Puis il me parlât, je ne peux dire si c’était une voix spirituelle
ou audible, mais moi je répondais avec ma bouche alors que lui je ne
peux en être certaine. En ces termes, il me dit :
« Crois-tu
en Jésus? »
Je lui ai répondu « oui! »
Il dit : « Aimes-tu Jésus? »
Je lui ai répondu « oui! »
E il dit : « Veux-tu suivre Jésus? »
Je lui ai répondu « oui! »
Il dit encore : « Veux-tu vraiment suivre Jésus? »
Je lui ai répondu « oui » encore une fois.
Puis il me dit : « Si tu veux suivre Jésus, tu dois
abandonner ce que tu fais! » (Parlant des pouvoirs et des
pratiques
de l’occulte.)
Alors je lui réponds : « Comment, la plupart du temps ça
m’arrive sans que je fasse exprès, alors comment arrêter ça? »
Alors il dit : « Veux-tu vraiment suivre Jésus? »
Et je lui dis : « Oui je le veux vraiment, mais je ne sais
pas comment arrêter! »
Puis il est parti, et je suis retournée me coucher. Et j’ai dormi
comme un bébé.
-
LA RÉVÉLATION & PRISE DE CONSCIENCE
Le matin suivant,
j’avais perdu tous mes dons, tous mes pouvoirs… Je ne pouvais me
concentrer, ni n’entendais ou voyais des choses inhabituelles. Plus
de choses qui bougeaient, plus d’apparitions, plus rien.

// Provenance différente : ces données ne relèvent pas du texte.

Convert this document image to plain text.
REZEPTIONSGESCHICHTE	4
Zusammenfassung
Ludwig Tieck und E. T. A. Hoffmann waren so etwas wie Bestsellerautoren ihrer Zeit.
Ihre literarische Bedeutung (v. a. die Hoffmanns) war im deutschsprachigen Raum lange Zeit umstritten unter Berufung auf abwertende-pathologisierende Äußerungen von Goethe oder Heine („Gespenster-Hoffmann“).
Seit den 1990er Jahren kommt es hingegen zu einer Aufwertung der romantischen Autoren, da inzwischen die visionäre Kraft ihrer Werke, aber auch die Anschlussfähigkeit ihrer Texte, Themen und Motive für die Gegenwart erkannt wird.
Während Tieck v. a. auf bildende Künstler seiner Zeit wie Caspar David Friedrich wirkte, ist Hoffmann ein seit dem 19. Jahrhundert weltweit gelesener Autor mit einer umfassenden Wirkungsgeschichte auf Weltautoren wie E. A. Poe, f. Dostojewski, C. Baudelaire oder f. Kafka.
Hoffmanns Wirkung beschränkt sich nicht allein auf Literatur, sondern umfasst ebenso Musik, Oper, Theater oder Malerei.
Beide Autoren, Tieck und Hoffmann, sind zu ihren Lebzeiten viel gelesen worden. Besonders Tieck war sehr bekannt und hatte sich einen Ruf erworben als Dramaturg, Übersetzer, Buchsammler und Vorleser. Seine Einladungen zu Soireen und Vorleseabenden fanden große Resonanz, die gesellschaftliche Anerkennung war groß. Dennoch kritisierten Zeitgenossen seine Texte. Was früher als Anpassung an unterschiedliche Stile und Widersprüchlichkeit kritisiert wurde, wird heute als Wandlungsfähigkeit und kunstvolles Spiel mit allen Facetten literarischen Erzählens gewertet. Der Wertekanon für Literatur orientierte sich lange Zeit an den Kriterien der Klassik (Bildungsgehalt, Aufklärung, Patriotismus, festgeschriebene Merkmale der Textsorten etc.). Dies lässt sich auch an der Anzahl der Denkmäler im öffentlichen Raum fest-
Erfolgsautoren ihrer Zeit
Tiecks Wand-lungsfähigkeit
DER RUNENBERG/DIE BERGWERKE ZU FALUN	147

C’était à ce moment que j’ai réalisé qu’il y avait
sans doute un pouvoir, une puissance bien plus élevée que celle que
mon père enseignait. Lui était convaincu que c’était la seule
puissance qui existait, en ce qui me concerne, je croyais le contraire
maintenant.
C’est aussi là
que j’ai réalisé qu’il y avait un Dieu, un démon, et Jésus était
plus fort que le démon (que ça n’avait rien à voir avec ce que
mon père m’avait enseigné) et que ce que je vivais, les expériences
que j’avais vécues jusqu’alors, ne venaient pas de la vérité.
Car cela venait de satan et la vérité était Jésus. Car il serait
impossible que le mal soit plus puissant que le bien, le mensonge plus
fort que la vérité. Et toutes ces puissances qui étaient dans ma
vie comme elles le sont dans la vie de millions de personnes dans le
monde (et encore de nos jours) étaient des mensonges, des illusions,
des pièges, des écrans de fumé, des pièces de théâtre pour empêcher
la vérité de se rendre aux yeux et au cœur de l’homme. Parce que
j’avais un choix et que je l’ai fait ce choix, quelque chose de
plus puissant encore à pris ma vie! Et cette chose était si
puissante qu’elle m’avait complètement délivrée des puissances
du malin et l’empêchait de s’approcher de moi! Il fallait que ce
soit plus fort, et très vrai. Car voyez-vous, la plupart de mes dons,
je ne les contrôlais pas du tout. Les choses apparaissaient alors que
je ne les invoquais pas (morts, esprits etc. –mon don de médium
entre autre-) et maintenant plus rien.
Mais l’histoire ne s’arrête pas là!!!
-
LA QUESTION DE LA VIE APRÈS LA MORT
Petit point
important. Voici que mon père enseignait la réincarnation et que le
catéchisme enseignait la vie, la mort et le jugement : donc une
seule vie et une seule mort! Mais alors qu’est-ce qui était vrai,
je veux dire que si je ne sais pas ce qui est vrai, je risque de
passer à côté, et si vraiment il y a un jugement, que va-t-il
m’arriver si je ne réincarne pas. Cette question me hantait car
j’avais peur qu’il y ait vraiment un enfer. Mais qu’est qui est
la vérité? Ou vais-je la trouver? Si Dieu existe, et que je suis
passée à côté de tout ce que je doive faire pour être au ciel…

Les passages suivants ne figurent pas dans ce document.